80. Ultima Underworld: The Stygian Abyss (Blue Sky Productions, 1992)
A game that was built from the ground up to not just be a more realistic kind of puzzle-driven dungeon crawler, but a full blown life simulation too. To that end, you had skills not just oriented around combat and spellcasting, but for swimming, conversing, identifying items and bartering with NPCs among many others. It had a lighting system and rudimentary physics for platforming, letting objects bounce off of walls (and activate switches) and no single set solution for most puzzles, letting the player take an innovative approach to figuring out the game's mysteries. Downright mind-blowing stuff for 1992, and the influence it's had on the industry since is immeasurable. inspiring games like Elder Scrolls, Half-Life 2, Deus Ex, and numerous others. It's a bit clumsy and awkwardly slow to play today, but it's nevertheless a great game and an important building block for gaming as a whole.

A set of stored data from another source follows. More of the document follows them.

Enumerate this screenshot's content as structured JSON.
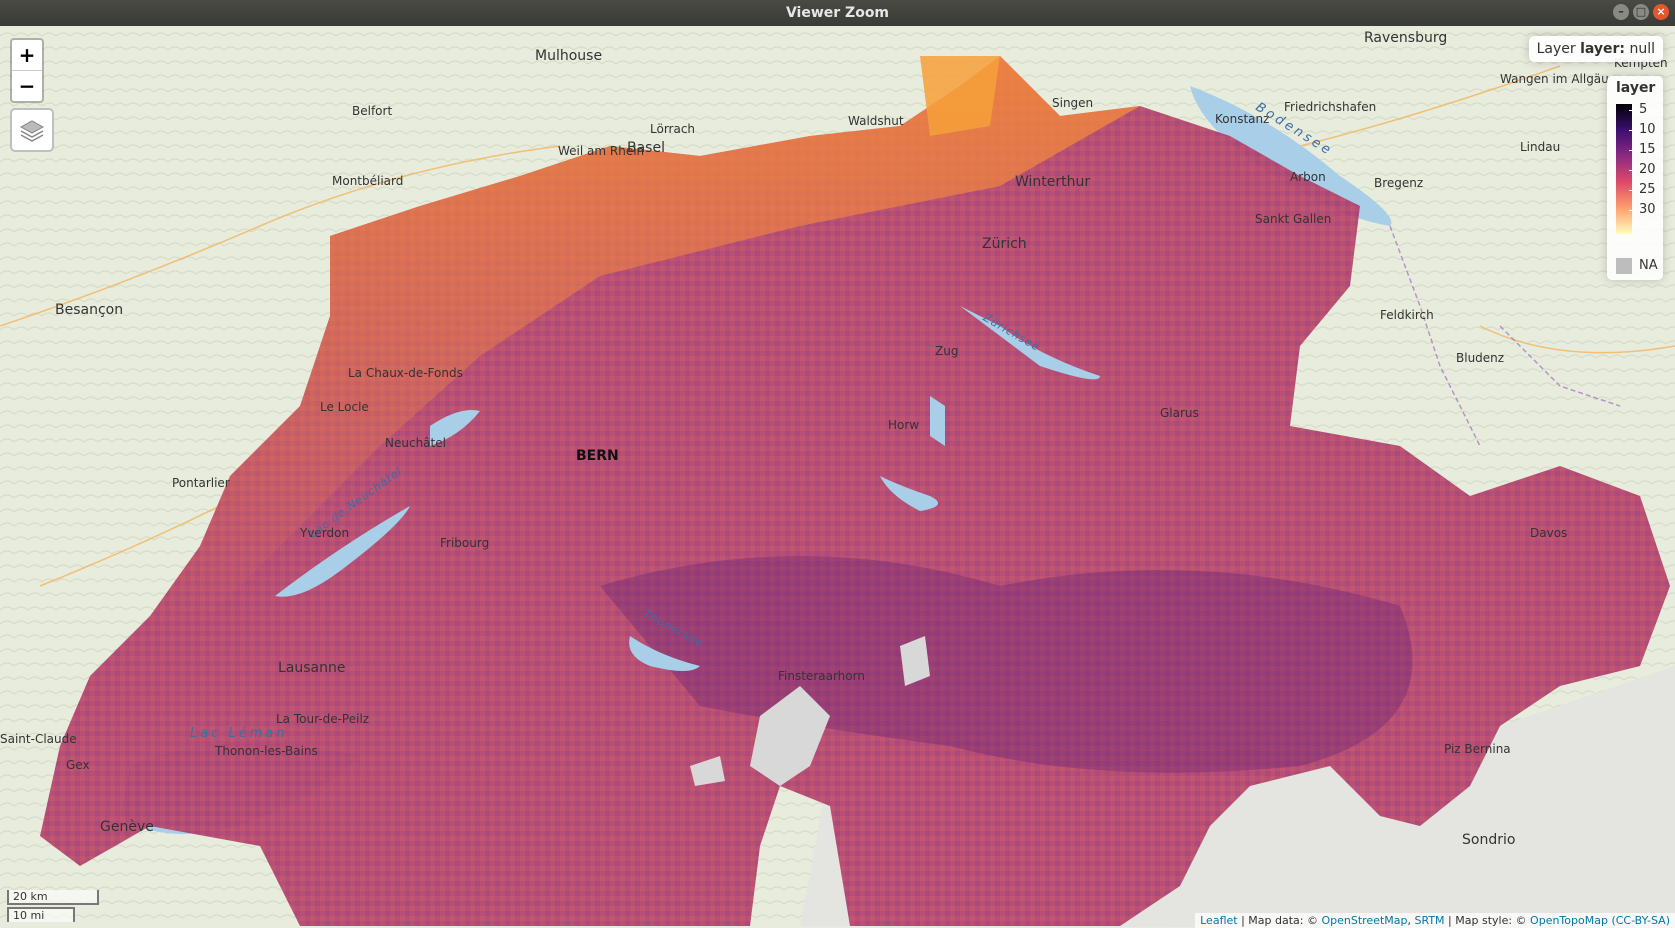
{
  "window": {
    "title": "Viewer Zoom"
  },
  "zoom_in_label": "+",
  "zoom_out_label": "−",
  "info": {
    "prefix": "Layer ",
    "name": "layer:",
    "value": " null"
  },
  "legend": {
    "title": "layer",
    "ticks": [
      "5",
      "10",
      "15",
      "20",
      "25",
      "30"
    ],
    "na_label": "NA",
    "palette": [
      "#000004",
      "#3b0f70",
      "#8c2981",
      "#de4968",
      "#fe9f6d",
      "#fcfdbf"
    ],
    "na_color": "#bdbdbd"
  },
  "scale": {
    "km": "20 km",
    "mi": "10 mi"
  },
  "attribution": {
    "leaflet": "Leaflet",
    "sep1": " | Map data: © ",
    "osm": "OpenStreetMap",
    "sep2": ", ",
    "srtm": "SRTM",
    "sep3": " | Map style: © ",
    "otm": "OpenTopoMap",
    "sep4": " ",
    "license": "(CC-BY-SA)"
  },
  "places": {
    "mulhouse": "Mulhouse",
    "ravensburg": "Ravensburg",
    "besancon": "Besançon",
    "belfort": "Belfort",
    "basel": "Basel",
    "winterthur": "Winterthur",
    "zurich": "Zürich",
    "bern": "BERN",
    "lausanne": "Lausanne",
    "geneve": "Genève",
    "friedrichshafen": "Friedrichshafen",
    "bregenz": "Bregenz",
    "sanktgallen": "Sankt Gallen",
    "montbeliard": "Montbéliard",
    "lorrach": "Lörrach",
    "arbon": "Arbon",
    "feldkirch": "Feldkirch",
    "bludenz": "Bludenz",
    "sondrio": "Sondrio",
    "thonon": "Thonon-les-Bains",
    "latour": "La Tour-de-Peilz",
    "pontarlier": "Pontarlier",
    "lelocle": "Le Locle",
    "lachauxdefonds": "La Chaux-de-Fonds",
    "neuchatel": "Neuchâtel",
    "fribourg": "Fribourg",
    "yverdon": "Yverdon",
    "glarus": "Glarus",
    "zug": "Zug",
    "horw": "Horw",
    "davos": "Davos",
    "finsteraarhorn": "Finsteraarhorn",
    "pizbernina": "Piz Bernina",
    "saintclaude": "Saint-Claude",
    "gex": "Gex",
    "kempten": "Kempten",
    "lindau": "Lindau",
    "wangen": "Wangen im Allgäu",
    "singen": "Singen",
    "konstanz": "Konstanz",
    "waldshut": "Waldshut",
    "weil": "Weil am Rhein",
    "lacleman": "Lac Léman",
    "bodensee": "Bodensee",
    "lacneuchatel": "Lac de Neuchâtel",
    "thunersee": "Thunersee",
    "zurichsee": "Zürichsee"
  }
}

79. Astro Boy: Omega Factor (Treasure/Hitmaker, 2004)
Not only my favorite Game Boy Advance game of all time, but one of the finest from the Sega, Hitmaker and Treasure camps to boot, Astro Boy is a great experience all around. Combining numerous Osamu Tezuka characters into one enormous storyline, as well as several different gameplay styles (beat-em-up and scrolling shooter being the most prominent), Astro Boy is also a very challenging game. But the real genius of it all is in its implementation - by finding characters, Astro Boy's "Omega Factor" develops, unlocking new abilities and upgrades. A pretty clever way to explore the universe of Osamu Tezuka (which you really should anyway; the guy is a legend).

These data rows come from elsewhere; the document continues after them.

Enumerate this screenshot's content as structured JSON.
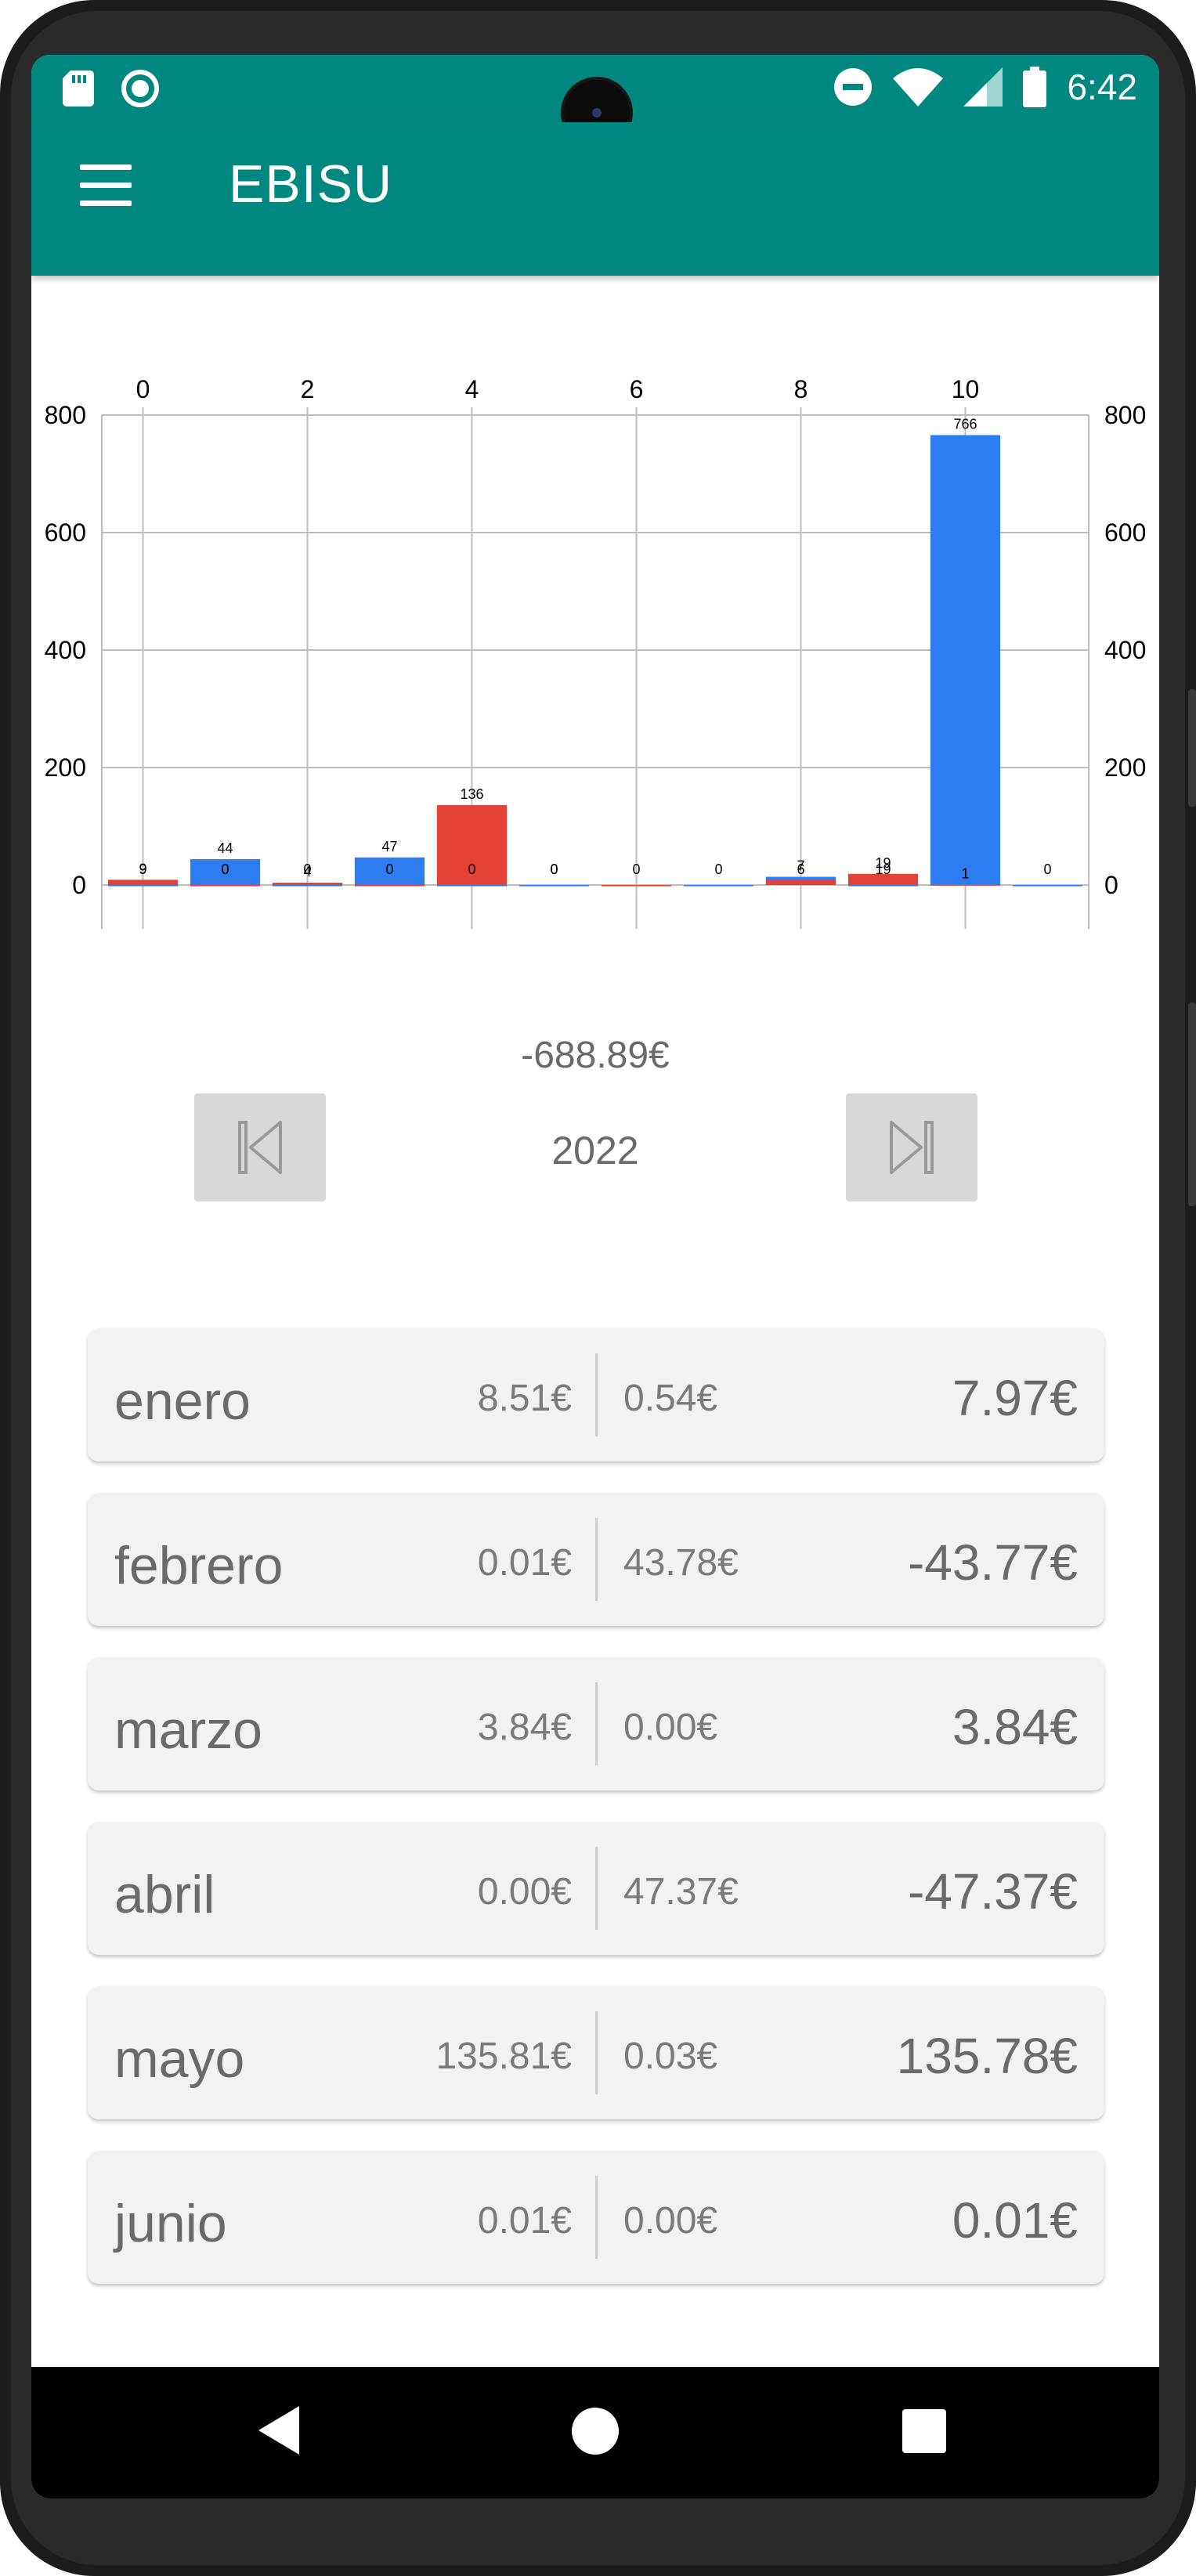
{
  "status_bar": {
    "time": "6:42",
    "left_icons": [
      "sd-card-icon",
      "radio-icon"
    ],
    "right_icons": [
      "dnd-icon",
      "wifi-icon",
      "signal-icon",
      "battery-icon"
    ]
  },
  "app_bar": {
    "title": "EBISU",
    "menu_icon": "menu-icon"
  },
  "chart_data": {
    "type": "bar",
    "x": [
      0,
      1,
      2,
      3,
      4,
      5,
      6,
      7,
      8,
      9,
      10,
      11
    ],
    "xlim": [
      -0.5,
      11.5
    ],
    "x_ticks": [
      "0",
      "2",
      "4",
      "6",
      "8",
      "10"
    ],
    "ylim": [
      0,
      800
    ],
    "y_ticks": [
      "0",
      "200",
      "400",
      "600",
      "800"
    ],
    "grid": true,
    "bars": [
      {
        "x": 0,
        "value": 9,
        "label": "9",
        "color": "#e34234"
      },
      {
        "x": 0,
        "value": 0,
        "label": "9",
        "color": "#2e7df0"
      },
      {
        "x": 1,
        "value": 44,
        "label": "44",
        "color": "#2e7df0"
      },
      {
        "x": 1,
        "value": 0,
        "label": "0",
        "color": "#e34234"
      },
      {
        "x": 2,
        "value": 4,
        "label": "4",
        "color": "#e34234"
      },
      {
        "x": 2,
        "value": 0,
        "label": "0",
        "color": "#2e7df0"
      },
      {
        "x": 3,
        "value": 47,
        "label": "47",
        "color": "#2e7df0"
      },
      {
        "x": 3,
        "value": 0,
        "label": "0",
        "color": "#e34234"
      },
      {
        "x": 4,
        "value": 136,
        "label": "136",
        "color": "#e34234"
      },
      {
        "x": 4,
        "value": 0,
        "label": "0",
        "color": "#2e7df0"
      },
      {
        "x": 5,
        "value": 0,
        "label": "0",
        "color": "#e34234"
      },
      {
        "x": 5,
        "value": 0,
        "label": "0",
        "color": "#2e7df0"
      },
      {
        "x": 6,
        "value": 0,
        "label": "0",
        "color": "#e34234"
      },
      {
        "x": 7,
        "value": 0,
        "label": "0",
        "color": "#2e7df0"
      },
      {
        "x": 8,
        "value": 14,
        "label": "7",
        "color": "#2e7df0"
      },
      {
        "x": 8,
        "value": 8,
        "label": "6",
        "color": "#e34234"
      },
      {
        "x": 9,
        "value": 19,
        "label": "19",
        "color": "#e34234"
      },
      {
        "x": 9,
        "value": 0,
        "label": "19",
        "color": "#2e7df0"
      },
      {
        "x": 10,
        "value": 766,
        "label": "766",
        "color": "#2e7df0"
      },
      {
        "x": 10,
        "value": 1,
        "label": "1",
        "color": "#e34234"
      },
      {
        "x": 11,
        "value": 0,
        "label": "0",
        "color": "#2e7df0"
      }
    ]
  },
  "summary": {
    "total": "-688.89€"
  },
  "year_nav": {
    "year": "2022",
    "prev_icon": "skip-previous-icon",
    "next_icon": "skip-next-icon"
  },
  "months": [
    {
      "name": "enero",
      "income": "8.51€",
      "expense": "0.54€",
      "balance": "7.97€"
    },
    {
      "name": "febrero",
      "income": "0.01€",
      "expense": "43.78€",
      "balance": "-43.77€"
    },
    {
      "name": "marzo",
      "income": "3.84€",
      "expense": "0.00€",
      "balance": "3.84€"
    },
    {
      "name": "abril",
      "income": "0.00€",
      "expense": "47.37€",
      "balance": "-47.37€"
    },
    {
      "name": "mayo",
      "income": "135.81€",
      "expense": "0.03€",
      "balance": "135.78€"
    },
    {
      "name": "junio",
      "income": "0.01€",
      "expense": "0.00€",
      "balance": "0.01€"
    }
  ],
  "nav_bar": {
    "back_icon": "back-icon",
    "home_icon": "home-icon",
    "recents_icon": "recents-icon"
  },
  "colors": {
    "primary": "#00877f",
    "income_bar": "#2e7df0",
    "expense_bar": "#e34234"
  }
}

78. Tyrian 2000 (Eclipse Software, 2000)
75. Marvel VS Capcom: Clash of Heroes (Capcom, 1998)
73. Castlevania: Symphony of the Night (Konami, 1997)

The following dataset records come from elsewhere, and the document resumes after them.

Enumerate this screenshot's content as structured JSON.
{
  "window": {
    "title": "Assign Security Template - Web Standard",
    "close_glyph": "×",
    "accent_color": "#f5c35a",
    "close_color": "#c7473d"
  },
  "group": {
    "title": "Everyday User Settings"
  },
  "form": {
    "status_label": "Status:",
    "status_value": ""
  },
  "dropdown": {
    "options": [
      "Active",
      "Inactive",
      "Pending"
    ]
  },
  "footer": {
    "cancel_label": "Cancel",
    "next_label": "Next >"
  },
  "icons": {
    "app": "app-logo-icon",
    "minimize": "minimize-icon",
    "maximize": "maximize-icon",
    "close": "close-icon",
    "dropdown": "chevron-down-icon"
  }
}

72. Donkey Kong Country 2: Diddy's Kong Quest (Rare, 1995)
Another example of a groundbreaking game getting an equally groundbreaking sequel, Donkey Kong Country 2 had more of everything to offer. Stage variety, hidden secrets, animal companions, sharper visuals, better music... it really was a step above the first DKC in every respect. Hell, it even took a page from Super Mario World's book and had entire hidden worlds to discover if you found enough special coins to unlock them, and these stages were among the toughest the game, so your skills had to be honed to a T just to stand a chance at making it through them. There were even some clever cameos from other Nintendo characters if you managed to collect enough hidden DK coins before the ending. Now if only they could get their act together and make another sequel even half as good as this...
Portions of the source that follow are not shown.